Ledge Point is a small coastal township 105 km north of Perth, Western Australia.  It was established to service the local fishing and crayfishing industries.

The town's name originates from the nearby coastal feature of the same name, a series of rocky ledges on the point that was first described in an 1875 hydrographic survey. The Gingin Road Board requested that land be set aside in the area in 1937 for camping and recreation purposes. In 1952 there were three squatters' shacks that had been built in the reserve and once a road was completed into the area in 1953 more people began to request land leases. The government decided to subdivide the area in 1954 and sell blocks for retirees and holiday housing. The town was gazetted in 1955.

The area is well known as a windsurfing venue, and in January each year the prestigious Ledge Point to Lancelin Windsurfing Classic draws competitors from around the world.
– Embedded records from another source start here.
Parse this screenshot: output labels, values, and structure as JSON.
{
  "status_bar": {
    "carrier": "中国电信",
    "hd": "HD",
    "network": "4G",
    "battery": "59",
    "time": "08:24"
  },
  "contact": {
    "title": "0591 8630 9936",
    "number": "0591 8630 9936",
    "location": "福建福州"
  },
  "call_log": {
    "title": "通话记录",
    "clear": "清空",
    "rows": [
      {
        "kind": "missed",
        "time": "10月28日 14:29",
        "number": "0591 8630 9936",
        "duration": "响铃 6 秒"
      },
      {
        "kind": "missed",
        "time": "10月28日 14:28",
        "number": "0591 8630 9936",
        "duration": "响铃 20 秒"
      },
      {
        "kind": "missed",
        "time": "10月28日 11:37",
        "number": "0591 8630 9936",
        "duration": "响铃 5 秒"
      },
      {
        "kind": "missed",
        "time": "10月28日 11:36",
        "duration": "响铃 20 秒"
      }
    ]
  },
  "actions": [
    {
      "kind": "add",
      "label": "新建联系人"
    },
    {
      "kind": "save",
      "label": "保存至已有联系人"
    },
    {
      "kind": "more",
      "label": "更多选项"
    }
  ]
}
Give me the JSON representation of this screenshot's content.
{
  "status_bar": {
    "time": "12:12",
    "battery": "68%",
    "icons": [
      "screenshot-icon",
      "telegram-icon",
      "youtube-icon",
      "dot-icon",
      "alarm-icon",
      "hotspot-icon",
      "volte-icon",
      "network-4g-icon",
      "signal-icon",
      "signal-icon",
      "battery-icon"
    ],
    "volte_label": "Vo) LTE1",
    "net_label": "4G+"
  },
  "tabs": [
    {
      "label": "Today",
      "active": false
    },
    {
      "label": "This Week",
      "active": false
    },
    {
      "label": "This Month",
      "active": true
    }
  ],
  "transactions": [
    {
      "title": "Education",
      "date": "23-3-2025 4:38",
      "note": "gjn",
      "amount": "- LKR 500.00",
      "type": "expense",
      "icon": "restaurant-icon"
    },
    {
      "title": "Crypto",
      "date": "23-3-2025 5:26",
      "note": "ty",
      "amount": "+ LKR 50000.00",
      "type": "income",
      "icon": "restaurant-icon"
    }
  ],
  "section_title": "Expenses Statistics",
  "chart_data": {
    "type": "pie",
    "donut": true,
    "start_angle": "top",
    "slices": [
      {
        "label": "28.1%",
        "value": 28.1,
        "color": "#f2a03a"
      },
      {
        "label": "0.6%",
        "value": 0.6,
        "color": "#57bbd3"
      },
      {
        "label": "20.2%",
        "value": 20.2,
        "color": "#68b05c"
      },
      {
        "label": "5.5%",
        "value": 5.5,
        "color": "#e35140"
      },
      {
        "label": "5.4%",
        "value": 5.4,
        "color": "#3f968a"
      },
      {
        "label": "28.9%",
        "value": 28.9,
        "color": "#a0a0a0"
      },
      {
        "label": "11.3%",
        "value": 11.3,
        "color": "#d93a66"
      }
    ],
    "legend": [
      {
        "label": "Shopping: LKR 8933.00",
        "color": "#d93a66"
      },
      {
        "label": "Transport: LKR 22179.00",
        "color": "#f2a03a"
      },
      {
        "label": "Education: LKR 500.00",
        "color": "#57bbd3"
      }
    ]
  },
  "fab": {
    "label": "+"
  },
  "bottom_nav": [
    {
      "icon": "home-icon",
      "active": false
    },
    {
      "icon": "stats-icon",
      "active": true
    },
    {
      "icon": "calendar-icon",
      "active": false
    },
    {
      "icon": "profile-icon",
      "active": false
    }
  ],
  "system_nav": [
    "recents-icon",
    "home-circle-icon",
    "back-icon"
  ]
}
In 1963, divers discovered the wreck of the Dutch East India Company ship Vergulde Draeck (Gilt Dragon) which sank on 28 April 1656 after striking reef near Ledge Point. It was one of the earliest wrecks of a European ship on Australian shores. In 1972, a full expedition was mounted to systematically explore the remains of the ship and its fittings. Damage by looters had left little intact, but over several months  a quantity of artefacts was recovered, which are now displayed at maritime museums in Geraldton and Fremantle.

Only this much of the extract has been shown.